Tu doutes en silence, avances dans l’ombre, ne déranges personne. Tu es là, mais invisible. Tu peux rester brillante et dans l’ombre toute ta vie si tu n’apprends pas les règles du jeu. Le but n’est pas de t’y soumettre, mais de les utiliser à ton avantage.

Parce qu’une louve en cage, ça ne se like pas, mais une louve qui s’est libérée peut changer les règles du jeu.


La blessure impossible à réparer

Au-delà des barrières mentales, je crois que la plus grande blessure des transclasses c’est le besoin de réparation. Quand on vient d’en bas, on porte souvent en soi une dette invisible.

Et c’est à la fois un frein et un moteur pour avancer.

Je suis sur le point de valider un Bac+5 en VAE.
Il est le fruit de 20 ans de travail et j’en suis fière.
Mais je ne pense pas qu’à moi.
Je pense à mes parents qui se sont saignés pour me donner une chance,
À mes ancêtres paysans et ouvriers,
À ma famille tzigane déportée à Auschwitz.
J’entends encore cette voix : Fais mieux que nous, et n’oublie jamais.

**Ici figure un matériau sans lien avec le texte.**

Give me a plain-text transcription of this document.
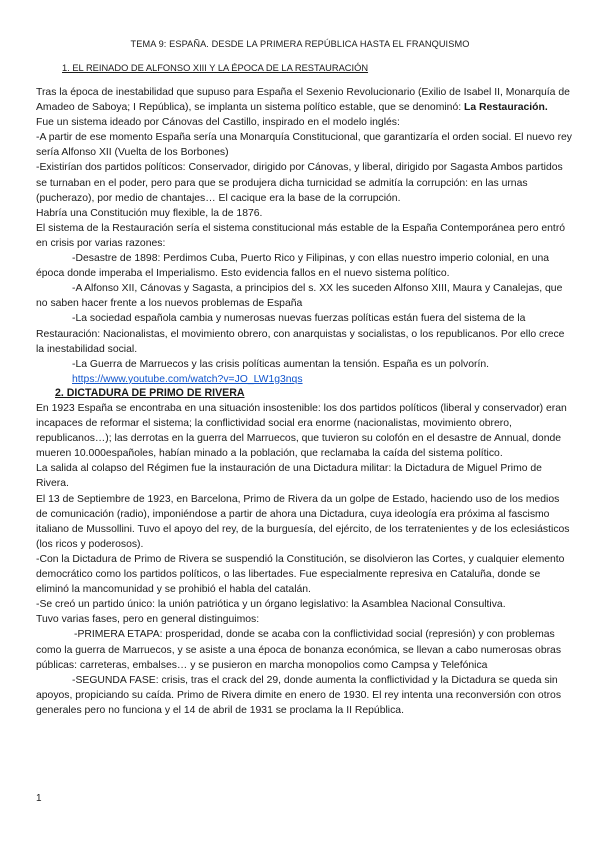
TEMA 9: ESPAÑA. DESDE LA PRIMERA REPÚBLICA HASTA EL FRANQUISMO
1. EL REINADO DE ALFONSO XIII Y LA ÉPOCA DE LA RESTAURACIÓN

Tras la época de inestabilidad que supuso para España el Sexenio Revolucionario (Exilio de Isabel II, Monarquía de Amadeo de Saboya; I República), se implanta un sistema político estable, que se denominó: La Restauración.

Fue un sistema ideado por Cánovas del Castillo, inspirado en el modelo inglés:

-A partir de ese momento España sería una Monarquía Constitucional, que garantizaría el orden social. El nuevo rey sería Alfonso XII (Vuelta de los Borbones)

-Existirían dos partidos políticos: Conservador, dirigido por Cánovas, y liberal, dirigido por Sagasta Ambos partidos se turnaban en el poder, pero para que se produjera dicha turnicidad se admitía la corrupción: en las urnas (pucherazo), por medio de chantajes… El cacique era la base de la corrupción.

Habría una Constitución muy flexible, la de 1876.

El sistema de la Restauración sería el sistema constitucional más estable de la España Contemporánea pero entró en crisis por varias razones:

-Desastre de 1898: Perdimos Cuba, Puerto Rico y Filipinas, y con ellas nuestro imperio colonial, en una época donde imperaba el Imperialismo. Esto evidencia fallos en el nuevo sistema político.

-A Alfonso XII, Cánovas y Sagasta, a principios del s. XX les suceden Alfonso XIII, Maura y Canalejas, que no saben hacer frente a los nuevos problemas de España

-La sociedad española cambia y numerosas nuevas fuerzas políticas están fuera del sistema de la Restauración: Nacionalistas, el movimiento obrero, con anarquistas y socialistas, o los republicanos. Por ello crece la inestabilidad social.

-La Guerra de Marruecos y las crisis políticas aumentan la tensión. España es un polvorín.

https://www.youtube.com/watch?v=JO_LW1g3nqs

2. DICTADURA DE PRIMO DE RIVERA

En 1923 España se encontraba en una situación insostenible: los dos partidos políticos (liberal y conservador) eran incapaces de reformar el sistema; la conflictividad social era enorme (nacionalistas, movimiento obrero, republicanos…); las derrotas en la guerra del Marruecos, que tuvieron su colofón en el desastre de Annual, donde mueren 10.000españoles, habían minado a la población, que reclamaba la caída del sistema político.

La salida al colapso del Régimen fue la instauración de una Dictadura militar: la Dictadura de Miguel Primo de Rivera.

El 13 de Septiembre de 1923, en Barcelona, Primo de Rivera da un golpe de Estado, haciendo uso de los medios de comunicación (radio), imponiéndose a partir de ahora una Dictadura, cuya ideología era próxima al fascismo italiano de Mussollini. Tuvo el apoyo del rey, de la burguesía, del ejército, de los terratenientes y de los eclesiásticos (los ricos y poderosos).

-Con la Dictadura de Primo de Rivera se suspendió la Constitución, se disolvieron las Cortes, y cualquier elemento democrático como los partidos políticos, o las libertades. Fue especialmente represiva en Cataluña, donde se eliminó la mancomunidad y se prohibió el habla del catalán.

-Se creó un partido único: la unión patriótica y un órgano legislativo: la Asamblea Nacional Consultiva.

Tuvo varias fases, pero en general distinguimos:

-PRIMERA ETAPA: prosperidad, donde se acaba con la conflictividad social (represión) y con problemas como la guerra de Marruecos, y se asiste a una época de bonanza económica, se llevan a cabo numerosas obras públicas: carreteras, embalses… y se pusieron en marcha monopolios como Campsa y Telefónica

-SEGUNDA FASE: crisis, tras el crack del 29, donde aumenta la conflictividad y la Dictadura se queda sin apoyos, propiciando su caída. Primo de Rivera dimite en enero de 1930. El rey intenta una reconversión con otros generales pero no funciona y el 14 de abril de 1931 se proclama la II República.

1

Aucune ascension individuelle ne répare les souffrances transgénérationnelles.
Aucun poste, aucun titre, aucun salaire ne peut effacer ce passé.
Et pourtant, c’est en ayant tout ça en mémoire que j’avance.

Sur la thématique, je peux vous recommander le livre d’Elsa Vigoureux et Omar Sy : viens on se parle.

C’est une blessure qui ne se voit pas, mais qui se ressent.
D’abord dans les choix qu’on fait, puis dans ceux qu’on n’ose pas faire, et enfin, dans cette culpabilité à chaque réussite.

Chaque pas vers la reconnaissance sociale semble être une trahison.
Alors on atténue, on réussit, mais discrètement.
On s’excuse (presque) systématiquement.

Elle se loge dans les détails :

  • Le réflexe d’autodérision quand on parle de ses diplômes,

  • La peur d’être prise pour une arriviste,

  • Le besoin de justifier chaque ambition comme si elle n’était pas légitime.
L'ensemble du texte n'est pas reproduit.